嬬恋村シャクナゲ園から東に向けて群馬坂林道がある。
ここを車で走って、一度も対向車に会ったことが無い。
もちろん木を切るお仕事をする方にもあったことはない。
秋深くなるとカラマツの黄葉がきれいだ。
途中からは浅間山も見える。
この林道から少し入り組んだわき道が沢に沿ってある。
この道を2,300m進むと一つの碑があった。
碑文は長い風雪で痛みほとんど読めない。
唯一読めたのがこれ。
「林道竣工記念」と読める。
このあたりは南木山と呼ばれ明治政府は住民たちの出入りを禁止した。
しかし、この人里を離れた山奥で群馬の前橋刑務所の囚人たちが木の切り出し作業を行った地だ。

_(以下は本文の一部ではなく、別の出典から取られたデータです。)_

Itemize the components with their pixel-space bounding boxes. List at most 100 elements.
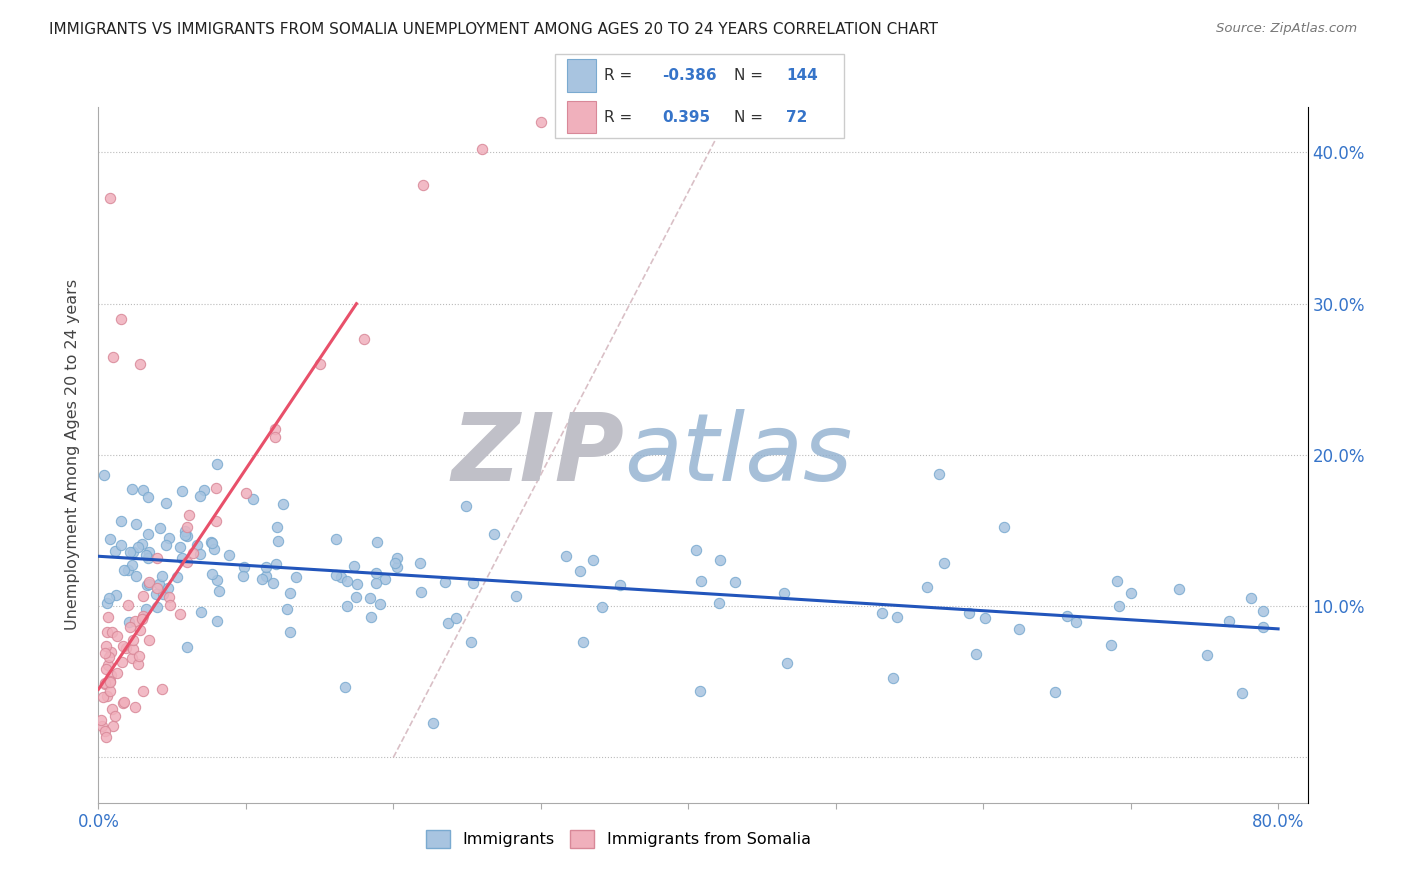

この地は群馬坂と呼ばれ、木を運び出すこの道路は囚人道路と呼ばれた。
北海道の網走では旭川へ向う北見峠までの道路180kmが網走監獄の囚人たちの手で作られた。
あまりにも過酷な労働で栄養失調やけがなどで死亡者が続出した。
「囚人は果たして二重の刑罰を科されるべきか」と、国会で追及されるに及びついに明治27年廃止された。
群馬坂での作業もこれと同時期には廃止された思うのだが....
この碑には前橋刑務所と刻まれており、監獄の名から刑務所に変更されたのが大正11年だそうだ。
この地では大正以降も過酷な労働が強いられていたとも想像される。